Seek others. You need Other Mothers and other children to break it up a bit. When you child starts nursery, embrace the opportunity.

I remember thinking "in space no one can hear you scream" when I was at the point you are. Come september it will all improve, so hang on!

Greeve · 22/07/2019 14:00

You have 3 kids under 4. Anyone would be tired and miserable dealing with that because those ages are extremely challenging. It will pass.

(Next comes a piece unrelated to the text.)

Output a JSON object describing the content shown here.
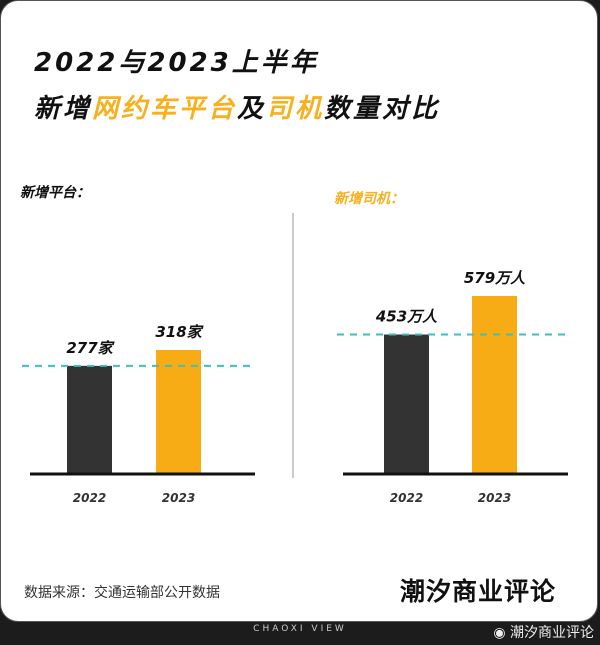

IAmJustSoTired · 23/07/2019 07:49

@HasThisSoddingNameGoneToo
Haha, thank you for sharing that video, it actually cheered me up massively! Very, very relatable. Especially seeing as I didn’t get to watch it yesterday because of the kids!!

@Mishappening
Thank you sincerely for such a detailed message. I like the idea of monitoring the day/myself and then reorganising it accordingly. I may just try that very soon... again, thanks for the support, it did make me feel a lot calmer.

@Flippetydip
Haha, I like your DS’s assumption that he will only get hairier! If only it was that easy. Thanks for sharing your story, it’s given me some real motivation. You said you had counselling - did that help? A few days ago I was really considering it. I’ll also try working on my positivity a lot more, your idea was interesting Smile I’ve noticed looking at my DC’s baby pics really cheers me up and ignites a weirdly strong happily maternal instinct in me! Grin

OP posts:
IAmJustSoTired · 23/07/2019 07:52

@OkOkWhatsNext
@Stifledlife
@Greeve

Thank you all for your responses! It’s comforting to know my feelings are not abnormal. I think some days just feel much harder and sometimes the idea of 3 kids under 4 is a little scary.
Also, I’m hoping you are right about September making things easier with nursery! I do miss a routine; it is one of the things we really lack somedays.

OP posts:
DeadZed · 23/07/2019 10:58

It definitely gets better as they get older. Mine are all nearly teenagers now (youngest is 11).

Sept will help - a routine and having to get out the house to drop off and pick up gives some substance to the day.

Remember that you don't need to acheive anything while your partner takes the children out. Just lie on your bed and rest.